When i check the connection status in the server using netstat -a , is ESTABLISHED.
So is it possible to drop a tcp packet in an ESTABLISHED connection state of TCP.?
Well TCP connections are streams of data, it doesn't make sense to disrupt data in the middle of the connection at a per packet level. Some systems will permit interception and rewriting of TCP data, but this is still at a higher level than a per packet thing. As you're seeing, if you remove a packet, then TCP's job is to resend it, that has to happen.
Is it possible to modify payload of a tcp packet using netfilter.? I think if an undesirable packet arrives ,firewall will change the payload of that packet to a default value.

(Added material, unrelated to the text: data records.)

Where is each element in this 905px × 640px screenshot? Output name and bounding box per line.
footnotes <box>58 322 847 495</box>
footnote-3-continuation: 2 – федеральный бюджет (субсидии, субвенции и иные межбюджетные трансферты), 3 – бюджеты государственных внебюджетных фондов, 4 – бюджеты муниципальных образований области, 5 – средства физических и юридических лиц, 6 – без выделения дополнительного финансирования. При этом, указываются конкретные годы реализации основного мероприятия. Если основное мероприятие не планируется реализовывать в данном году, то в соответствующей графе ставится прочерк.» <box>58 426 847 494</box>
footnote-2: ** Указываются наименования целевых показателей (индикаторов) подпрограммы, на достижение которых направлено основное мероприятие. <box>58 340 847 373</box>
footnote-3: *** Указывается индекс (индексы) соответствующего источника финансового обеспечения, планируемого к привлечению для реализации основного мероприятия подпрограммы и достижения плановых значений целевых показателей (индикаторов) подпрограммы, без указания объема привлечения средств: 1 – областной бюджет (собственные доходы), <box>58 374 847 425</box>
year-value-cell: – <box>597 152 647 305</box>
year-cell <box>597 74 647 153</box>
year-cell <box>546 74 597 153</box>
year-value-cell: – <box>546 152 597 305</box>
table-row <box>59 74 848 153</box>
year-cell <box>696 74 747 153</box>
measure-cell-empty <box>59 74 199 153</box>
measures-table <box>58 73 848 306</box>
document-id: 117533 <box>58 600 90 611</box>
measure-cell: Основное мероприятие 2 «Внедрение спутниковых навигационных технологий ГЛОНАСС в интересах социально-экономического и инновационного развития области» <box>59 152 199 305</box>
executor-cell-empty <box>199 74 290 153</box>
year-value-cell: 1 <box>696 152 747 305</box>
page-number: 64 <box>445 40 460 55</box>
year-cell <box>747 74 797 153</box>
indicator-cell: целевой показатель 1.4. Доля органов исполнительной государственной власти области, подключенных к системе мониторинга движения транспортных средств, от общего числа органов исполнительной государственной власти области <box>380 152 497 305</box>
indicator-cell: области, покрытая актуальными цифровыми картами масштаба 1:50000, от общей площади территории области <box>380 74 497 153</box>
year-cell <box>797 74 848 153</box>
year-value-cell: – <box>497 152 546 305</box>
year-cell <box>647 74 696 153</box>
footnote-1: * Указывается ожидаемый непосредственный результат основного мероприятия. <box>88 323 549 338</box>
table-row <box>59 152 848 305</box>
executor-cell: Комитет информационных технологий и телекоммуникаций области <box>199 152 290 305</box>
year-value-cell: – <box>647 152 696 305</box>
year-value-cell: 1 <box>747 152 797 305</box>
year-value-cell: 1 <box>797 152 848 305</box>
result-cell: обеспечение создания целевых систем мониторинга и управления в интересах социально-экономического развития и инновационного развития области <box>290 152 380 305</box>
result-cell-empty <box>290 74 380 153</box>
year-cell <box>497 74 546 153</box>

Generally speaking there are two opposing views: one states it is OK to normalize or modify user input to allow further processing, the other says user input that does not conform to specifications should be discarded, making the user responsable for "getting things right". In the first one the developer tries to think from a users perspective, trying to make the ride as smooth as possible by interpreting things and mitigate errors. This causes more (interpretation) errors, overhead, kludgy workarounds and the approach is fundamentally flawed regardless because user input should never be trusted anyway. Making the user responsable for "getting things right" avoids all of that and should be the default way to do things.
I'm saying this because from what I've read sofar I am quite certain you are trying to fix the right solution with the wrong problem. If you want MBAP (Layer 7) dissectors please have a look at Digitalbonds SCADA IDS Preprocessors, Searching File Content with Nessus the other SCADA-related stuff they provide, DHS CSSP and sans.org best practice whitepapers instead.